We are currently refactoring our documentation. Please excuse any problems you may find and report them here.

If you’ve researched Consensus before, please note that comparing Multi-Raft to Raft is not at all like comparing Multi-Paxos to Paxos. Here Multi-Raft only means we manage multiple Raft consensus groups on one node. From the above section, we know that there are multiple different partitions on each node, if there is only one Raft group for each node, the partitions losing its meaning. So Raft group is divided into multiple Raft groups in terms of partitions, namely, Region.

TiKV also can perform split or merge on Regions to make the partitions more flexible. When the size of a Region exceeds the limit, it will be divided into two or more Regions, and the range may change like \( [a, c) \) -> \( [a, b) \) + \( [b, c) \); when the sizes of two sibling Regions are small enough, they will be merged into a bigger Region, and the range may change like \( [a, b) \) + \( [b, c) \) -> \( [a, c) \).

Figure 1. Multi-raft

For each Raft group, the process of the algorithm is still as before, and we only introduce a layer on top of Raft to manage these Raft consensus groups as a whole.

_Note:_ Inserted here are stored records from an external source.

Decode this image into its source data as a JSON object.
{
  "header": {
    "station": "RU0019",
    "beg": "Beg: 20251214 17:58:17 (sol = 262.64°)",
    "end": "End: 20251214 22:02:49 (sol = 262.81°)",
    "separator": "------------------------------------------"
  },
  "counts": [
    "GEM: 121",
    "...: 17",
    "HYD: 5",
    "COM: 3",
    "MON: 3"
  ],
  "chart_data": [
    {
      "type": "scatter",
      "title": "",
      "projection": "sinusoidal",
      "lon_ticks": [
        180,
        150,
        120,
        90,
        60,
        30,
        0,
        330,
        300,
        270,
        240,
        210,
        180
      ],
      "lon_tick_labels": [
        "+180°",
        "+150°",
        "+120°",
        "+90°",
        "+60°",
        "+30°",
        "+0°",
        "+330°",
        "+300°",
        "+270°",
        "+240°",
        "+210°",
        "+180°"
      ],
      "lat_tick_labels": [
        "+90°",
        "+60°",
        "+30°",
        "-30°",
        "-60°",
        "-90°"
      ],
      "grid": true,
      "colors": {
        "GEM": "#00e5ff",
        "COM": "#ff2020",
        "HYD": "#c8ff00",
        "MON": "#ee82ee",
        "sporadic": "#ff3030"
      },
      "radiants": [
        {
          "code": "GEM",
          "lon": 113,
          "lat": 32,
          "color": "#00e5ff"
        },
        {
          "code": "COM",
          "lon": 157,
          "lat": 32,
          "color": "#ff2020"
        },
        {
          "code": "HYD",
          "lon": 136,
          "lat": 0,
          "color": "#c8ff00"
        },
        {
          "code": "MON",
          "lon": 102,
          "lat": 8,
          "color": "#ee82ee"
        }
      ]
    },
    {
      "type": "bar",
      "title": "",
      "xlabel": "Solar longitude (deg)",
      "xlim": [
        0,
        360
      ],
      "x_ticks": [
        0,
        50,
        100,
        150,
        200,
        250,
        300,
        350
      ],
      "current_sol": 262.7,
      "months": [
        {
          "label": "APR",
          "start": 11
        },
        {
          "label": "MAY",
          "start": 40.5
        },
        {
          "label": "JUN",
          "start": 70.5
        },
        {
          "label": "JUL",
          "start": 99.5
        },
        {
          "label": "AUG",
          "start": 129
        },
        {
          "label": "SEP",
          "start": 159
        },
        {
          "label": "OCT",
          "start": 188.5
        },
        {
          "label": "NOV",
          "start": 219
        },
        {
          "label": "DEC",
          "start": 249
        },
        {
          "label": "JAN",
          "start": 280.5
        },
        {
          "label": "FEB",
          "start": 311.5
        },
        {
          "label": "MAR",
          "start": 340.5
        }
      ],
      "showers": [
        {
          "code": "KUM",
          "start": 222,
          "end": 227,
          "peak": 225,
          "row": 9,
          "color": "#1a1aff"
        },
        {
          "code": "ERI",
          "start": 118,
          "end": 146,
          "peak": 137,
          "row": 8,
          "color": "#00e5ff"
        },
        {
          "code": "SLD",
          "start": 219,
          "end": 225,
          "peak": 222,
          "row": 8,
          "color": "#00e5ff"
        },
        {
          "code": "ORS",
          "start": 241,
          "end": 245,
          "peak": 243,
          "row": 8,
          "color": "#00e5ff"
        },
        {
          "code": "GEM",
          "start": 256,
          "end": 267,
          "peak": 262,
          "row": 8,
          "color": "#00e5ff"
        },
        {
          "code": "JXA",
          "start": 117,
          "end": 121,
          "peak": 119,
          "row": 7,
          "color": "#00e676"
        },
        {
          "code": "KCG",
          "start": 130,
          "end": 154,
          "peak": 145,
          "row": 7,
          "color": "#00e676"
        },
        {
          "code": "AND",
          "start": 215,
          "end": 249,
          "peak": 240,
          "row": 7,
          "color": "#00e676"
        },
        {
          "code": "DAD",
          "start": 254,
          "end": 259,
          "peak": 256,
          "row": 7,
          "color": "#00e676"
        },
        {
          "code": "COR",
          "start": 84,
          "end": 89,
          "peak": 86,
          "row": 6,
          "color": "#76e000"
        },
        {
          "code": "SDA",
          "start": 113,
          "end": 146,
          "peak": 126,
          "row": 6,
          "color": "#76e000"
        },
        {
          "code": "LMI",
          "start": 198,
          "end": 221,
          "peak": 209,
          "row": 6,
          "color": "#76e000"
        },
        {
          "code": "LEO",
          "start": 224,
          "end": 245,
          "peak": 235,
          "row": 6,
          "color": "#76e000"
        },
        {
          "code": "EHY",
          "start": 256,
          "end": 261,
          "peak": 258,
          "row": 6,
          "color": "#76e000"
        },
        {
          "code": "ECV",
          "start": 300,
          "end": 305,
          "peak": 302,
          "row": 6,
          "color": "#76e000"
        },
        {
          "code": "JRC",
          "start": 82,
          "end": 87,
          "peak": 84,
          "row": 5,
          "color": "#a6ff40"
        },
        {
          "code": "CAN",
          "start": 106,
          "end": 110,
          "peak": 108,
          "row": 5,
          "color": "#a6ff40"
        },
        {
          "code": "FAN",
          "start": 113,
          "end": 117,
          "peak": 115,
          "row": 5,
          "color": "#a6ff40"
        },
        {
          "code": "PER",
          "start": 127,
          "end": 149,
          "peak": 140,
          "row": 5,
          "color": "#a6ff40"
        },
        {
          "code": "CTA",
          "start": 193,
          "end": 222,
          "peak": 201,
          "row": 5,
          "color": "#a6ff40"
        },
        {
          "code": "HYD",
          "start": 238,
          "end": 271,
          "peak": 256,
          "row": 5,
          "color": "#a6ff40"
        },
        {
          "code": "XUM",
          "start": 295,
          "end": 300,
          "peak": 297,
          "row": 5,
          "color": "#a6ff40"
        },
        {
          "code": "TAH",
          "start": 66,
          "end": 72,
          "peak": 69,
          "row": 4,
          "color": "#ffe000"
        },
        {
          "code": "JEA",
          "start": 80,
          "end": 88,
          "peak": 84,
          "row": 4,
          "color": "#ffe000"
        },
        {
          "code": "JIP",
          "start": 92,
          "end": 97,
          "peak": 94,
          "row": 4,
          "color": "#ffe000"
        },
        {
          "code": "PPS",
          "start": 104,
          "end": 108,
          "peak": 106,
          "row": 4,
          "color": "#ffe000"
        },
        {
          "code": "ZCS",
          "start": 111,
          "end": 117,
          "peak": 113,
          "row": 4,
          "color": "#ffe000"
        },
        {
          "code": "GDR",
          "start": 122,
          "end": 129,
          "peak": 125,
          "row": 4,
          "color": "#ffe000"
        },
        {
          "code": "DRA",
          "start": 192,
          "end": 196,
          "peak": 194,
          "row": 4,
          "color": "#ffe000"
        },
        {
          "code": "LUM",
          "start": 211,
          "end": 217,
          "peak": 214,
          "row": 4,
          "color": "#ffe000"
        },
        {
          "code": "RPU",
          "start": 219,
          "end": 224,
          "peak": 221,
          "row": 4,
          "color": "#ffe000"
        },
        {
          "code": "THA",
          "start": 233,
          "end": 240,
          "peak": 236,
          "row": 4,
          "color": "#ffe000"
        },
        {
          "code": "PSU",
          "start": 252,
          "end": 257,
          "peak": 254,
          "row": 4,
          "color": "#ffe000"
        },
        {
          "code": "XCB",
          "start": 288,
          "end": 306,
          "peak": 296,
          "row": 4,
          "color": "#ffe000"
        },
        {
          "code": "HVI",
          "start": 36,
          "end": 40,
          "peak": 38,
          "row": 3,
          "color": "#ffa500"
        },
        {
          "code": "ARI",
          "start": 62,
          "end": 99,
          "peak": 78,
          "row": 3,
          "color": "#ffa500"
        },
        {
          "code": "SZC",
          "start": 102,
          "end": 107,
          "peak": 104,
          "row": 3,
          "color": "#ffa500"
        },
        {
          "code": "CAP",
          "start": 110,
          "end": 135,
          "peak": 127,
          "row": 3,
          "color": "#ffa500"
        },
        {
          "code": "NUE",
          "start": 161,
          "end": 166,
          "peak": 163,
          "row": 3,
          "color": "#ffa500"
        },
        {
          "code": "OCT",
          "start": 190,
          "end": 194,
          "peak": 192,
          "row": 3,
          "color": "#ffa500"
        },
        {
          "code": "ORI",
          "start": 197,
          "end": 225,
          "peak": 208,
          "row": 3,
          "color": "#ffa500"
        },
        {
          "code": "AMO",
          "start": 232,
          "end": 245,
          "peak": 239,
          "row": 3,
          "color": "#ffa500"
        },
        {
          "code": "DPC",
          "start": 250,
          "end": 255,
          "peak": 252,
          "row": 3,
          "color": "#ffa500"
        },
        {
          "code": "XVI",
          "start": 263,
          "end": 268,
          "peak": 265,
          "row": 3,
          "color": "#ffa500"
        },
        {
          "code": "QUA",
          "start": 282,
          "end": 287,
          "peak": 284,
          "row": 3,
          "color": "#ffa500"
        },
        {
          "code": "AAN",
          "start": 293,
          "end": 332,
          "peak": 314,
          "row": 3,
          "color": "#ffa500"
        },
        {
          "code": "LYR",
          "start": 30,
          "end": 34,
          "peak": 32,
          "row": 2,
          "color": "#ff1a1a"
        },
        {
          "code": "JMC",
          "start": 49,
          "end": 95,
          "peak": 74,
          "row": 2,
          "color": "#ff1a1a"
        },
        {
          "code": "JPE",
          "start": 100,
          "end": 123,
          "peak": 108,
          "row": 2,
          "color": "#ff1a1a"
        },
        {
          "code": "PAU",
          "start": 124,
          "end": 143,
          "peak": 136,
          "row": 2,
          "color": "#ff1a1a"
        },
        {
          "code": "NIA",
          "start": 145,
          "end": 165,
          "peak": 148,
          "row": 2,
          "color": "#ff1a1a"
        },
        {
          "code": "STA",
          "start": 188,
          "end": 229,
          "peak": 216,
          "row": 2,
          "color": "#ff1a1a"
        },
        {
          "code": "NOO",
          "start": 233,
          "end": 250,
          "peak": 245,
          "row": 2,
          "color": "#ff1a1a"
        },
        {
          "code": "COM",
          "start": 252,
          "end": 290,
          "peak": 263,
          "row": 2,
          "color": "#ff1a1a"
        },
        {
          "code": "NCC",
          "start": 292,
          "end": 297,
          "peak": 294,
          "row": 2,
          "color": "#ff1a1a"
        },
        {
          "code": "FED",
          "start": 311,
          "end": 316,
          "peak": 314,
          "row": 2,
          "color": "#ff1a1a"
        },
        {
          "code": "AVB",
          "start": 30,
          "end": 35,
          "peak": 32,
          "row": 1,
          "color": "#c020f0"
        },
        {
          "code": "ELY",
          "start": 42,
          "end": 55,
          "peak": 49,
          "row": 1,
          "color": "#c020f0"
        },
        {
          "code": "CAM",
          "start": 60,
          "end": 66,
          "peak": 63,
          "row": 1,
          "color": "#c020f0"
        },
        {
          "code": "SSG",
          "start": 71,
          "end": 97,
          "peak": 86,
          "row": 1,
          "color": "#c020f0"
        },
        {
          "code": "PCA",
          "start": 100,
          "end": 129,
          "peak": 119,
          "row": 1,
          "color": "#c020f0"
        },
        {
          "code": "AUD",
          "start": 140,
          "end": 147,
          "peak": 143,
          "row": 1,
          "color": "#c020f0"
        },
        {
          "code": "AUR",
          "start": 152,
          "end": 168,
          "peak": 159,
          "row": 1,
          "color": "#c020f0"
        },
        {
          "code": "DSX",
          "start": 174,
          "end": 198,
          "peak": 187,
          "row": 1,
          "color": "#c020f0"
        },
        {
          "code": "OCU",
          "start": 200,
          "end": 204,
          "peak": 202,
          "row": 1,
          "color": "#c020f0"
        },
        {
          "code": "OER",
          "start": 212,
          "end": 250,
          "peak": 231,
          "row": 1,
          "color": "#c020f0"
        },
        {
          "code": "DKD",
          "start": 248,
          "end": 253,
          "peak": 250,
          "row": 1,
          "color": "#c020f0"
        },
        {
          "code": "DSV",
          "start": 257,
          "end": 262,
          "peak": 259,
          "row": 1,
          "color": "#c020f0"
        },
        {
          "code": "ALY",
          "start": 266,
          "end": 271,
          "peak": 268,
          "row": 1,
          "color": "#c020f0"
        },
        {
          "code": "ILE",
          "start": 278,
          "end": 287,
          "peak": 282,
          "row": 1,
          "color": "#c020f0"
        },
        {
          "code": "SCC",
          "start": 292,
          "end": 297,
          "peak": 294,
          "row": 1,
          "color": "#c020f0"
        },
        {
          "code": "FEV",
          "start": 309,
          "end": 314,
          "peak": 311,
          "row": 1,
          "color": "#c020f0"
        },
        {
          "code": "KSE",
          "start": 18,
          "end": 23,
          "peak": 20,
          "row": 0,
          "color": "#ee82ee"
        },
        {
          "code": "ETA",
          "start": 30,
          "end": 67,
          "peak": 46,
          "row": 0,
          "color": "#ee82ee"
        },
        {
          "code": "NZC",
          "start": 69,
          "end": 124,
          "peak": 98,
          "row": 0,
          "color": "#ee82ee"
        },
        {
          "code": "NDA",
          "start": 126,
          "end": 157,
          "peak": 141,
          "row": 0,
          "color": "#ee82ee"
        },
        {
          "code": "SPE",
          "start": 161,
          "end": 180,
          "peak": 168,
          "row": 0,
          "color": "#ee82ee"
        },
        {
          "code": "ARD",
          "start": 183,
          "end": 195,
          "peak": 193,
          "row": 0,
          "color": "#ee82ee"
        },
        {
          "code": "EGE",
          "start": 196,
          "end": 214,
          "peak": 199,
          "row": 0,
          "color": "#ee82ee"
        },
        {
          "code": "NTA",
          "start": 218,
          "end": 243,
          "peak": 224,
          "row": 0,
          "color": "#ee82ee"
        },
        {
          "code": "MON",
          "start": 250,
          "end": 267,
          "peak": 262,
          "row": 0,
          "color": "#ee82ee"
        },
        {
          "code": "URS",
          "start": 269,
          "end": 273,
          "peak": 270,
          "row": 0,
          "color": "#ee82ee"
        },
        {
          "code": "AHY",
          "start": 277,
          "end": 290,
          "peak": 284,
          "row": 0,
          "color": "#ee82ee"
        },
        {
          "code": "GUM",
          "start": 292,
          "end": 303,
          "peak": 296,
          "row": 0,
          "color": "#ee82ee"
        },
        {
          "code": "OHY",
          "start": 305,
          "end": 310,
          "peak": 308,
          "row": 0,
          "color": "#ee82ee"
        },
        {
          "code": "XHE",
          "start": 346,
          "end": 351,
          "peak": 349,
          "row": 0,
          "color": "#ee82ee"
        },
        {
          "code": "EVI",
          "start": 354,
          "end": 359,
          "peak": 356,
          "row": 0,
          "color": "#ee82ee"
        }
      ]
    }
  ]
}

TiKV uses an event loop to drive all the processes in a batch manner. It polls all the Raft groups to drive the Raft state machine every 1000ms and accepts the requests from the outside clients and Raft messages sent by other nodes through the notification mechanism of the event loop.

For each event loop tick, it handles the Raft ready of each Raft group:

  1. It traverses all the ready groups and uses a RocksDB’s WriteBatch to handle all appending data and persist the corresponding result at the same time.
  2. If WriteBatch succeeds, it then sends messages of every Raft group to corresponding Followers. TiKV reuses the connection between two nodes for multiple Raft groups.
  3. Then it applies any committed entries and executes them.